For further information on these and other public record series that contain information about individuals, consult the PROV publication Private Lives, Public Records: Family History Resources at Public Record Office Victoria.
A range of research guides, known as PROVguides, have been produced for a number of these series and can be accessed on the PROV website; some of these guides contain links to imaged copies of key series.
There are also a number of online exhibitions that can be accessed on the PROV website. Two of these in particular - Lucy: A Private Life Revealed Through Public Records and Bigamy, Theft and Murder. The Extraordinary Tale of Frederick Bailey Deeming - demonstrate how stories about individuals can be constructed using records found within public record series.
Q: Do you want to track the activities or opinions of individuals who interacted with Victorian government (colonial and state) agencies?

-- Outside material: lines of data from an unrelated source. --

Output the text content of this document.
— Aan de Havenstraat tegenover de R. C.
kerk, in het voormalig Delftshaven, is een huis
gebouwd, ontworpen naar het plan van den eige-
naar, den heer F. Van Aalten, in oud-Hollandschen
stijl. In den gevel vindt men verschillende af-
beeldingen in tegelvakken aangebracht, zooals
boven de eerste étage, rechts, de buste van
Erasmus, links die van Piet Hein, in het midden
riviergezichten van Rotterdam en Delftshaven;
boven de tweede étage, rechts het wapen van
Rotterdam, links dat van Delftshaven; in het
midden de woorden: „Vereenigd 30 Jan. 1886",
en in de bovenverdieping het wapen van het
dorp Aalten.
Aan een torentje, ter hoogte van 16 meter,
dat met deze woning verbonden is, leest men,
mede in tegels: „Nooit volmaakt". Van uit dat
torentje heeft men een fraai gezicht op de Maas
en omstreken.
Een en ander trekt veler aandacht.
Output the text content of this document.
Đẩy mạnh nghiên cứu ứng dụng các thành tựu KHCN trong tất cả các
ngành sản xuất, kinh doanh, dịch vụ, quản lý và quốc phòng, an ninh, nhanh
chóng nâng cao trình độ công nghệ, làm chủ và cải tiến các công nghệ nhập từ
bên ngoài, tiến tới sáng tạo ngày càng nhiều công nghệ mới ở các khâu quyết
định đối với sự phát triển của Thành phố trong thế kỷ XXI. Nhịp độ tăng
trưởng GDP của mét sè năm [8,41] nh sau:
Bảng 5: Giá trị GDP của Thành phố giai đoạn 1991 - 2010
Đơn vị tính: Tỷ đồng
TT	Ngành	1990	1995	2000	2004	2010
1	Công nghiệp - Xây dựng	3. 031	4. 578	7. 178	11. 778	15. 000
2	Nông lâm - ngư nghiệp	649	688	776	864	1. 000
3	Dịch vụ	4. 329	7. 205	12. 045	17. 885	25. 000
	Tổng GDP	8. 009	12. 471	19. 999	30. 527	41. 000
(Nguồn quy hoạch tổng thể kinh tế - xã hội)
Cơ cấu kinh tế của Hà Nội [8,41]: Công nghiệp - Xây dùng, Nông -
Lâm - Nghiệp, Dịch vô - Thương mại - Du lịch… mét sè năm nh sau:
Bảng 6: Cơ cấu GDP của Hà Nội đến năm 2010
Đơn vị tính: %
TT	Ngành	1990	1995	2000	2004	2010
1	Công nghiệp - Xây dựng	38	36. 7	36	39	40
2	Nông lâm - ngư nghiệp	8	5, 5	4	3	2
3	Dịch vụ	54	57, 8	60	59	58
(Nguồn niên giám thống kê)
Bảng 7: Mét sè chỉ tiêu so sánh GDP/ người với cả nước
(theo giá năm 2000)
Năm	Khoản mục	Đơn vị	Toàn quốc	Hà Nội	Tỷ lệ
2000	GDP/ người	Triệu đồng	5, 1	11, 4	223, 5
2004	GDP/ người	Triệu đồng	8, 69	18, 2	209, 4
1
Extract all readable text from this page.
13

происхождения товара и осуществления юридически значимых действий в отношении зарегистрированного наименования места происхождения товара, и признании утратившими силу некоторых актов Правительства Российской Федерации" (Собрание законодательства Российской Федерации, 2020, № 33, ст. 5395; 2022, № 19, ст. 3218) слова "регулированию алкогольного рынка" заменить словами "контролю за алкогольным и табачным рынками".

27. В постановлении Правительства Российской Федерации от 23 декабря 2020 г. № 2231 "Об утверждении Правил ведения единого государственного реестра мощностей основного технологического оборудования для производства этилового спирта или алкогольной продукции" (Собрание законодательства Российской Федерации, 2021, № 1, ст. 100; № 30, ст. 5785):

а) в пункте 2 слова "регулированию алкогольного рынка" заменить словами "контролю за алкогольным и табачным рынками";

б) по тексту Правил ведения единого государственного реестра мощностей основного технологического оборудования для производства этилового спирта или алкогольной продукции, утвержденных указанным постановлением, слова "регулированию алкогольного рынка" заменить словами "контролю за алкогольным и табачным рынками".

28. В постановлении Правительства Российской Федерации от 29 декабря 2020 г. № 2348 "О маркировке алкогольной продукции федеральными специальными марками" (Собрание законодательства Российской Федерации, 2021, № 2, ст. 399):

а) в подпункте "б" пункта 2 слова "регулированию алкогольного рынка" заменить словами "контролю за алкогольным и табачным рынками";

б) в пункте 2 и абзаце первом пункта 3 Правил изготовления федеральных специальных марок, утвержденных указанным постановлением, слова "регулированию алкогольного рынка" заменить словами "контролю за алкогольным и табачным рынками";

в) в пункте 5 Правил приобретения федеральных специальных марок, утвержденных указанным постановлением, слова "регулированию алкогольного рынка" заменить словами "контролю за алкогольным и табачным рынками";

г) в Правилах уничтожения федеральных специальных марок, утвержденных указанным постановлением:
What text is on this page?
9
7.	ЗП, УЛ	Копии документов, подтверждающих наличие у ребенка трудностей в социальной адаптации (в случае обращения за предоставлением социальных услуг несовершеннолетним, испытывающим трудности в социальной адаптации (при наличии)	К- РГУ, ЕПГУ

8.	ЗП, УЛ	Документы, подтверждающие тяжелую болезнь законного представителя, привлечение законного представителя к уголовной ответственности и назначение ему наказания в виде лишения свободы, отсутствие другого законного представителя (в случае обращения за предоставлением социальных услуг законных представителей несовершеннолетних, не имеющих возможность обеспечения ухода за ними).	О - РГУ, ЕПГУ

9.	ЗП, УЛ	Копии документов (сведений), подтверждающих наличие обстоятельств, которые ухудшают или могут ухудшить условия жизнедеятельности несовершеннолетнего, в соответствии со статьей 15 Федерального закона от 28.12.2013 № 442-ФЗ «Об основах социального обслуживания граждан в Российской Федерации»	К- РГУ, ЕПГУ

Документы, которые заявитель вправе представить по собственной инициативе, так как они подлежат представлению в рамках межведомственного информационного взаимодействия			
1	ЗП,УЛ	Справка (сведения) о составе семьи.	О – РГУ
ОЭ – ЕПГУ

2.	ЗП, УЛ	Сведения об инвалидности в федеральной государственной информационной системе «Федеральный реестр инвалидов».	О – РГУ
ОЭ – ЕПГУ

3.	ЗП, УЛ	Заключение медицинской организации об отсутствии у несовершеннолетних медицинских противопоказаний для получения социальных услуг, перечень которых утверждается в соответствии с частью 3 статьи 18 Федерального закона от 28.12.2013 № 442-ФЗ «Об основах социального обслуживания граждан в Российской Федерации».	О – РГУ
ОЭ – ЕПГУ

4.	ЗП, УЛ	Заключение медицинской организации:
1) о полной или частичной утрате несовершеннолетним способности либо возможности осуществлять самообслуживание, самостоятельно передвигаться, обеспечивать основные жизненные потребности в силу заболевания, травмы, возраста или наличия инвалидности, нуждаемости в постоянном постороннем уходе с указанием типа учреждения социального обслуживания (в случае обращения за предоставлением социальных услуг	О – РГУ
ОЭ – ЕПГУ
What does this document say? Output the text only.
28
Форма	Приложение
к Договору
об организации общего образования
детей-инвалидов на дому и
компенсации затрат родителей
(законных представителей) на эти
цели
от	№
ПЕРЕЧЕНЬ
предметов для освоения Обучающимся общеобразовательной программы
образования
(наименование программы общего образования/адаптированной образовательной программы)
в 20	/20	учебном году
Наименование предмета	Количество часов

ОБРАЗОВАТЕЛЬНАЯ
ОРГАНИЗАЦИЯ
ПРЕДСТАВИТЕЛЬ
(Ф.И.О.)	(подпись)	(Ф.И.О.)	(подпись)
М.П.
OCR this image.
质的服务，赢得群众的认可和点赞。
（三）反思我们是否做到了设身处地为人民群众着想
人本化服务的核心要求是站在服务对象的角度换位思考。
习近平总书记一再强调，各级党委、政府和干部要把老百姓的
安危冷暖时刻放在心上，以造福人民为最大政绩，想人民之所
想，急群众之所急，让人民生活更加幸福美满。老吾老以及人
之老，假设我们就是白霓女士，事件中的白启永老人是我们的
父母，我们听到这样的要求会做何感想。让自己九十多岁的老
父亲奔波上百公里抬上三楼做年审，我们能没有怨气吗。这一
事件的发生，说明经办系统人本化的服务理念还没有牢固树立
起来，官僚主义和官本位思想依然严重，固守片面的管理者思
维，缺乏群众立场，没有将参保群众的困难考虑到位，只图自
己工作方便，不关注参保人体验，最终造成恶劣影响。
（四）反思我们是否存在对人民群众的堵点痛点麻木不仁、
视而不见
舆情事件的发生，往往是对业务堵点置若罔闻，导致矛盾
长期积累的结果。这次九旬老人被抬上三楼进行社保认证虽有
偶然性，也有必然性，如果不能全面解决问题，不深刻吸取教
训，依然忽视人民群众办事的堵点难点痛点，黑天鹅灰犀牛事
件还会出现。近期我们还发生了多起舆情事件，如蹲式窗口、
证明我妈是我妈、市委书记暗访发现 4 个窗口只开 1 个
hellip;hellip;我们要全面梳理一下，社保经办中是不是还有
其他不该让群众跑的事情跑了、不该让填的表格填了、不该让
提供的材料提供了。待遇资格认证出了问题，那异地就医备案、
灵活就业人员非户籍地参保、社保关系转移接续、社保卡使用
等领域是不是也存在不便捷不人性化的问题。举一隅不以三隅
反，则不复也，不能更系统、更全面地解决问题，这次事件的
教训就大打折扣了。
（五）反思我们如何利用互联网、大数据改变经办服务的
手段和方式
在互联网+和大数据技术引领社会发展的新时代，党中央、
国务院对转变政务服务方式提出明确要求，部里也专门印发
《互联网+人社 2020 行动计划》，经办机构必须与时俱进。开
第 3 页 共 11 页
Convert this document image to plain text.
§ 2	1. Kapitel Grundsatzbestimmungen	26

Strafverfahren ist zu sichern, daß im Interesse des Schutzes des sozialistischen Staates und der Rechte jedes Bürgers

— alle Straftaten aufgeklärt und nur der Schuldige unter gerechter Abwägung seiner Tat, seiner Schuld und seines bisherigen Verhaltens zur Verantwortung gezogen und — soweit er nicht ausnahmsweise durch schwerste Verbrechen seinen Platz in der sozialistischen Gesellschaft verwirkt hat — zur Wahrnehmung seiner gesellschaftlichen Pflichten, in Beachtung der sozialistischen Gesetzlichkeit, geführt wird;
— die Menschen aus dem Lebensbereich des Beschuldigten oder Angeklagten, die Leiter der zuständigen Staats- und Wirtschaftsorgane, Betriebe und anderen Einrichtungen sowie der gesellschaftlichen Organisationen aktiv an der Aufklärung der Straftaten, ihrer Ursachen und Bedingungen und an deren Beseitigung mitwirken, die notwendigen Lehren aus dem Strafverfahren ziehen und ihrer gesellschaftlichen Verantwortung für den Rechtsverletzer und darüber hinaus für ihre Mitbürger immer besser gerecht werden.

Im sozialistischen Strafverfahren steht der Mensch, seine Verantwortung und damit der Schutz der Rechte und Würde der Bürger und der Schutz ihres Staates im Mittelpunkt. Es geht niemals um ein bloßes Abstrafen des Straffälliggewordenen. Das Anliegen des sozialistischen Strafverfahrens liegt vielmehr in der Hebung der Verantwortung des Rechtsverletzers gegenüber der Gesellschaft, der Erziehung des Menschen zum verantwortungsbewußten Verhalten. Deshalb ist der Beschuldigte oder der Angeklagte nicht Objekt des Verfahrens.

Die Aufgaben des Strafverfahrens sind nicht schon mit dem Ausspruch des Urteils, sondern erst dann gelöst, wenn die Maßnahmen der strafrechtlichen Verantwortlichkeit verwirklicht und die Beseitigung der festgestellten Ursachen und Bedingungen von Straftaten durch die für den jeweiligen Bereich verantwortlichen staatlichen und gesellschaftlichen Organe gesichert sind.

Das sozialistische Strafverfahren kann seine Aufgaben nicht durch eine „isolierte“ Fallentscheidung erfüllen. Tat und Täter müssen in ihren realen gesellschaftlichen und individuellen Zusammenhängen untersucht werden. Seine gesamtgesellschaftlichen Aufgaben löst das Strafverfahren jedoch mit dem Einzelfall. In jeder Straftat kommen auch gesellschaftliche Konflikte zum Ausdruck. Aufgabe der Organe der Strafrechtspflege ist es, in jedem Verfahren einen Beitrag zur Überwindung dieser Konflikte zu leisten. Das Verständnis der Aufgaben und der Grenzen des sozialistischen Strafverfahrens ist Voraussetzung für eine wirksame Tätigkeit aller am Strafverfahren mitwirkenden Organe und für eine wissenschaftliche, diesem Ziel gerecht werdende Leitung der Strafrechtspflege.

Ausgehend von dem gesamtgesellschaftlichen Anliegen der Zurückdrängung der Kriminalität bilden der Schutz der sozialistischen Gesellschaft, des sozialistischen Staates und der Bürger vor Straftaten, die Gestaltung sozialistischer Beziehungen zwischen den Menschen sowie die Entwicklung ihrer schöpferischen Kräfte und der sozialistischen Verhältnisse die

- PROV holds series of correspondence files created by a number of major Victorian government agencies including many of the major departments and statutory authorities. Files in these series document a range of activities including policy development, administrative procedures and the agency's interaction with individuals, private organisations and Victorian/other governments. For many of these series, PROV also holds the control records (typically known as indexes and registers) created by the same agency. These records manage the registration (numbering), arrangement, indexing and movement of the files.
- In most cases researchers must first use these indexes and registers to establish whether the government agency received letters from private persons and, more importantly, what that agency did with those letters. (For example, a letter may have been referred to another government agency for action.) Also, it should be kept in mind that many historically important women may have written to government agencies in their capacity as head of an organisation, such as the president of a committee, and would be identified as such. Letters can also be identified as having being received from a non-government organisation rather than an individual.
- NOTE: These indexes and registers were created by government agencies and reflect the recordkeeping practices of the time. Be aware that these may vary in arrangement over time and from agency to agency. You will need to be both consistent and creative in your approach to checking the indexes and registers. You should also be aware that trained staff are on hand in the PROV Reading Room to guide you through these records.